All the rigmarole starts in the fall of 2003 at Harvard as flashbacks between the advent of the controversial rascal’s doings and his (Zuckerberg’s) self-righteous rhetoric before the Board.  Beneath his near genius mind lies avarice and a self-serving vision.

Superb writing by Aaron Sorkin (“Charlie Wilson’s War,” A Few Good Men”) worthy of an Oscar nomination along with Eisenberg’s outstanding performance as is the strong supporting cast, i.e. Justin Timberlake, as Sean Parker, founder of Napster from Silicone Valley, womanizing along the way.

 

 

Wall Street: Money Never Sleeps

Wall Street: Money Never Sleeps
****
20th Century Fox
Running Time: 133 Minutes
Rated PG-13
Director: Oliver Stone

The first (1987) “Wall Street movie’s theme is “Greed is Good;” the second Movie “Wall Street: Money Never”1987 Sleeps” theme asks “Is  Greed Good.”  The open scene Gordon Gekko (Michael Douglas) is released from prison and no one there to meet  him outside the prison to welcome his release.  (At the end of “Wall Street,” Gekko goes to prison.)  The newly released slick capitalist becomes motivational speaker for business people where at one meeting he meets Jake Moore (Shia La Beouf), an aggressive trader for Bear Stearns and the boyfriend of his distant daughter Winnie Gekko (Carey Mulligan).  Mr. Moore is a disciple of his elder mentor Louis Zabel ((Frank Langella)when tragedy strikes the elder he blames Bretton James for the mentor’s fate.

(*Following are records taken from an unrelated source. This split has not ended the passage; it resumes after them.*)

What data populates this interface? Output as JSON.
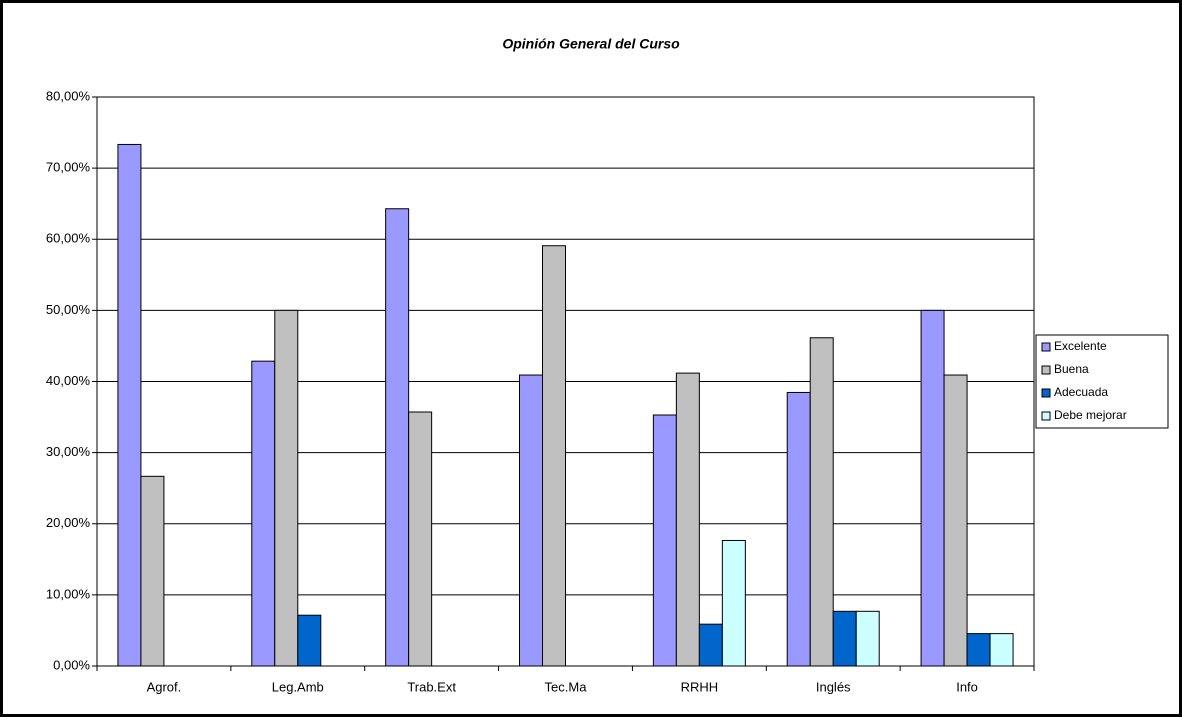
{
  "chart_data": {
    "type": "bar",
    "title": "Opinión General del Curso",
    "categories": [
      "Agrof.",
      "Leg.Amb",
      "Trab.Ext",
      "Tec.Ma",
      "RRHH",
      "Inglés",
      "Info"
    ],
    "series": [
      {
        "name": "Excelente",
        "color": "#9999ff",
        "values": [
          73.33,
          42.86,
          64.29,
          40.91,
          35.29,
          38.46,
          50.0
        ]
      },
      {
        "name": "Buena",
        "color": "#c0c0c0",
        "values": [
          26.67,
          50.0,
          35.71,
          59.09,
          41.18,
          46.15,
          40.91
        ]
      },
      {
        "name": "Adecuada",
        "color": "#0066cc",
        "values": [
          0,
          7.14,
          0,
          0,
          5.88,
          7.69,
          4.55
        ]
      },
      {
        "name": "Debe mejorar",
        "color": "#ccffff",
        "values": [
          0,
          0,
          0,
          0,
          17.65,
          7.69,
          4.55
        ]
      }
    ],
    "ylim": [
      0,
      80
    ],
    "yticks": [
      {
        "value": 0,
        "label": "0,00%"
      },
      {
        "value": 10,
        "label": "10,00%"
      },
      {
        "value": 20,
        "label": "20,00%"
      },
      {
        "value": 30,
        "label": "30,00%"
      },
      {
        "value": 40,
        "label": "40,00%"
      },
      {
        "value": 50,
        "label": "50,00%"
      },
      {
        "value": 60,
        "label": "60,00%"
      },
      {
        "value": 70,
        "label": "70,00%"
      },
      {
        "value": 80,
        "label": "80,00%"
      }
    ],
    "grid": true,
    "legend": "right"
  }
}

Gekko is released from federal prison before 911 prior to the stock market debacle in late 2008.  Not unlike “The Social Network” premise, greed gets the best of the man regardless of his exceptional abilities.  The title “…Money Never Sleeps” implies greed never sleeps an unfortunate sobering reality as ambitious Jake Moore will realize if he didn’t know it before.  “money is a bitch that never sleeps,” Gekko laments.  “Time is the access of life not money,’ he continues to say.  But will he heed his own advice?

Most of the story takes place seven years later, Gekko’s book ”Is Greed Good?”  gets much notice among the public and as I said before the theme of Oliver Stone’s sequel.  When Gekko gazes at the stock markets in the Fall of 2008, with shock and amazement he sees an abrupt downturn in the markets causing worldwide panic.

As always, Michael Douglas has no shortage for words(perhaps even verbose at times) as he’s being fitted for a suit a picture of Kirk Douglas is in the background.  Even a cameo of Charlie Sheen elicits a chuckle.  Shia La Beouf’s character Jake Moore serviceable but not spectacular.  Josh Brolin, however, as Bretton James, use to trade with Gekko currently an archenemyof Gekko,the former is very convincing  as a   ruthless business tycoon.

“Wall Street; Money Never Sleeps,” is a reminder there are a lot of Gekkos out there and avarice is one of seven deadly sins anyone of any class, ehnicity,  religion, or sex can easily fall into.  The movie is worth seeing.